Getting a tattoo is all about the pain and can you and do you want to handle it. For me, it’s a meditation of sorts. I use meditation and breathing techniques because I know what I’m doing is going to have a life long affect. This is something I am putting into a part of my body, into my skin, for the world to see when I want them to. It’s also very much for a reason, and a purpose that is completely and soley my own. No one makes this decision for you. You don’t just get a tattoo because it’s cool. This is something that has to be very much an alone me kind of decision. I remember when I went to my first one, I reacted in this exact same way. It was somewhat of a ‘turning point’ in my life since I remember it so well.  This time around, I am even happier then the last time. This tattoo is brighter and better too. Even though the other tattoo is still kickin and is bright in it’s own right, this one, this new one, it’s loud, proud and speaks to me.  It’s a very intimate yet public tattoo. I told the internet world as best I could. I don’t know yet who I want to know about this at work.  The roommate has work of his own and he was very appreciative of what we got. The ginger is too ‘heady’ for ‘ink’ and so even though I showed it to me, I don’t think he cares. There are tattoo people, and there arent. No big deal. Doesn’t matter if it ain’t your thing, don’t get me wrong.

This new tattoo is an homage to the 12 years of my life that I dedicated to them.  It’s been 2 years since the last show. 2 years of a new life.  While they aren’t around now, because they broke up with us of course. but even if they were to start playing again, which I know they will, they just have to, it won’t be the same for me.
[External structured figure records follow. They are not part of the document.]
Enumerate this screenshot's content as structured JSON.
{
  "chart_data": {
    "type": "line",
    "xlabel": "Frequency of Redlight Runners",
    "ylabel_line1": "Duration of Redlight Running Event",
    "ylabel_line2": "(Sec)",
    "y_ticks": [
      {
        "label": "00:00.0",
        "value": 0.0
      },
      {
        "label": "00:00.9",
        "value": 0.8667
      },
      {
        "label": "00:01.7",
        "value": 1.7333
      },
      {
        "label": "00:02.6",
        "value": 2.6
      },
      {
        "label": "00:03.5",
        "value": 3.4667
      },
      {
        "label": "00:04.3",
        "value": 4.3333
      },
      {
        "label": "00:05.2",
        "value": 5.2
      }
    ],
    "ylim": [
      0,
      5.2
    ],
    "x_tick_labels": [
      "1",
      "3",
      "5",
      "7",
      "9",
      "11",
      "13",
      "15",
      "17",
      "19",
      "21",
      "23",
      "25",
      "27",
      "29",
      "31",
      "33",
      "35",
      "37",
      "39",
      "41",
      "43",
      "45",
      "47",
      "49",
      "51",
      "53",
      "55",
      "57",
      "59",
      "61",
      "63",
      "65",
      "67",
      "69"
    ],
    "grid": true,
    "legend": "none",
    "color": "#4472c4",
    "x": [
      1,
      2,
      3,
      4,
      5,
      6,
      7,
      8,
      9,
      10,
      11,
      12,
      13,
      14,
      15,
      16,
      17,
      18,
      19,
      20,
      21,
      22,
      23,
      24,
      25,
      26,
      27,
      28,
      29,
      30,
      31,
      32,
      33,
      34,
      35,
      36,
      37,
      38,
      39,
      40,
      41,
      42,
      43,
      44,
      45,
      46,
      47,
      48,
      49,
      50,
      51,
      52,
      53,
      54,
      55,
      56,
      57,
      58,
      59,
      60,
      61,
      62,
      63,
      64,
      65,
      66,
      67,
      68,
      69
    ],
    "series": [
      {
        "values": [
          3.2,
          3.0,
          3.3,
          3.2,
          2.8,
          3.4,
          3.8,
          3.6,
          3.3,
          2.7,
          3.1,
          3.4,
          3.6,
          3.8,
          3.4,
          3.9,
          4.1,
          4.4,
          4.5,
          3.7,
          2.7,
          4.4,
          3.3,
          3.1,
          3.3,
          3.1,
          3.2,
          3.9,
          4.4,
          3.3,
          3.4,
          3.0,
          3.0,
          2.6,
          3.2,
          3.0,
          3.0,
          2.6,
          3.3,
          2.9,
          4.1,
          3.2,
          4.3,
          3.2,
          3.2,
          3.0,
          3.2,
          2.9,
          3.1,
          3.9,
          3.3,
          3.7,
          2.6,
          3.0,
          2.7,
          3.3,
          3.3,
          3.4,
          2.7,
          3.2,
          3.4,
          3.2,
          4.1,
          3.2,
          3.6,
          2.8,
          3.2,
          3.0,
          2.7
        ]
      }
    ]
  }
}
I will go to a show or two, but it will never be what it was, just like I won’t be what I was in those years. It’s time to let go and stop being all dramatic about it. The tattoo is the last. It’s the last number in the 13# program of letting go of something in your life that needs to be let go. Well, maybe not that serious, but that’s sometimes how it feels and this is really me sharing this much of my thoughts. . That part of my life is past now. And this tattoo is there to tell the story for me when I can’t tell it. It’s to tell the world, loud and proud what is a part of me and a part of me forever. When I am 90 years old, I will still be telling stories about driving next to the tour bus and seeing Page open up the curtain and wave at us. We were in two cars, with walkie talkies and pulled a switcheroo so that the other car could see the boys too. They saw us do it, I know they did and so they opened up the curtians for the other car too. It was things like that that made it all so special. They were able to talk to us all. In small and non verbal ways 😉 and we got it and so yea, that is the reason why I got what I did.